CalcLambda is a simple interface:

public interface CalcLambda {
    double evaluate(ValueStore values);
}

The ValueStore class is a simple wrapper for a Map, with set/get methods.

Note the similarities to the CalcEvaluator class - the visit methods are basically the same, except they return a lambda that takes in a ValueStore and return a double. The visitExpression method uses a similar accumulation approach, except it’s building up a chain of lambda functions, rather than calculating the numeric value as it goes along.

Benchmarking

I set up a simple benchmark to compare the performance of the two approaches. The benchmark evaluates this expression:

123.456+x*sin(y+3.0/4+1.2)*0.25*3

I set up two arrays - one for x values and one for y values, as well as an array with the expected results from the expression. The I time two loops, one using the CalcEvaluator and one using a lambda compiled with a CalcLambdaGenerator. I ran the loops 10 million times.

    private static long timeCalcEvaluator(CalcParser.ExpressionContext expression, double[] xValues, double[] yValues, double[] expectedResults) {
        long startTime = System.currentTimeMillis();
        CalcEvaluator calcEvaluator = new CalcEvaluator();
        for (int i = 0; i < NUM_VALUES; i++) {
            calcEvaluator.set("x", xValues[i]);
            calcEvaluator.set("y", yValues[i]);
            double result = expression.accept(calcEvaluator);
            if(abs(expectedResults[i]-result) > 1e-6) {
                throw new RuntimeException("Bad result");
            }
        }
        long endTime = System.currentTimeMillis();
        return endTime - startTime;
    }

    private static long timeCalcLambdaGenerator(CalcParser.ExpressionContext expression, double[] xValues, double[] yValues, double[] expectedResults) {
        long startTime = System.currentTimeMillis();
        CalcLambdaGenerator lambdaGenerator = new CalcLambdaGenerator();
        CalcLambda calcLambda = expression.accept(lambdaGenerator);
        ValueStore vs = new ValueStore();
        for (int i = 0; i < NUM_VALUES; i++) {
            vs.set("x", xValues[i]);
            vs.set("y", yValues[i]);
            double result = calcLambda.evaluate(vs);
            if(abs(expectedResults[i]-result) > 1e-6) {
                throw new RuntimeException("Bad result");
            }
        }
        long endTime = System.currentTimeMillis();
        return endTime - startTime;
    }

The CalcEvaluator came in at 10.5 seconds, whereas the lambda was at 7 seconds.

Next steps

The lambda approach is certainly faster, but it is still pathetically slow compared to Java - evaluating the same expression in Java came in at just under half a second.

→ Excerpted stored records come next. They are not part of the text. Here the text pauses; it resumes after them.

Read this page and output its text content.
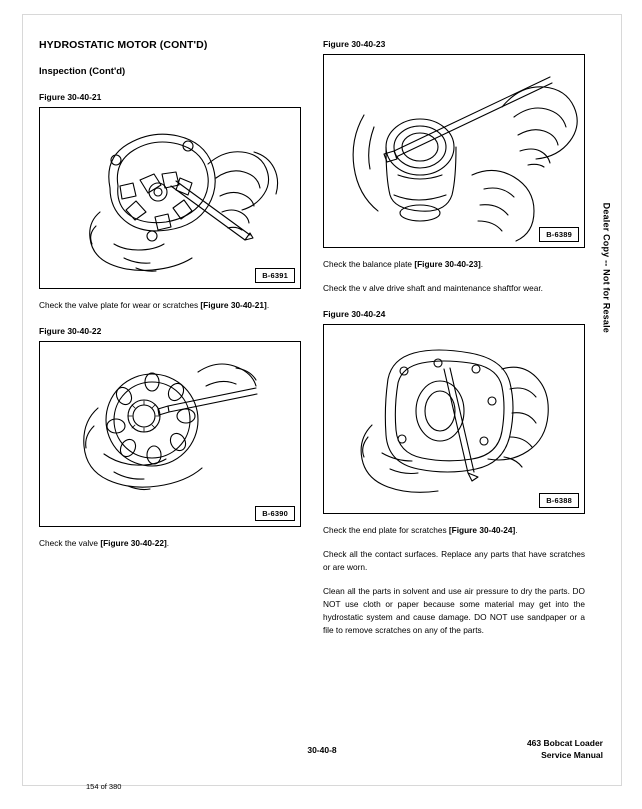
HYDROSTATIC MOTOR (CONT'D)
Inspection (Cont'd)
Figure 30-40-21
B-6391

Check the valve plate for wear or scratches [Figure 30-40-21].

Figure 30-40-22
B-6390

Check the valve [Figure 30-40-22].

Figure 30-40-23
B-6389

Check the balance plate [Figure 30-40-23].

Check the v alve drive shaft and maintenance shaftfor wear.

Figure 30-40-24
B-6388

Check the end plate for scratches [Figure 30-40-24].

Check all the contact surfaces. Replace any parts that have scratches or are worn.

Clean all the parts in solvent and use air pressure to dry the parts. DO NOT use cloth or paper because some material may get into the hydrostatic system and cause damage. DO NOT use sandpaper or a file to remove scratches on any of the parts.

Dealer Copy -- Not for Resale
30-40-8
463 Bobcat Loader
Service Manual
154 of 380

Next up I want to take a look simplifying the expression before generating the lambda. The lambda shouldn’t be accumulating constant values at run time - that should happen when compiling it.

I also haven’t covered the function calls - my goal is to allow registration of functions with the CalcLambdaGenerator - currently the sin function is hard-coded as the only recognized function.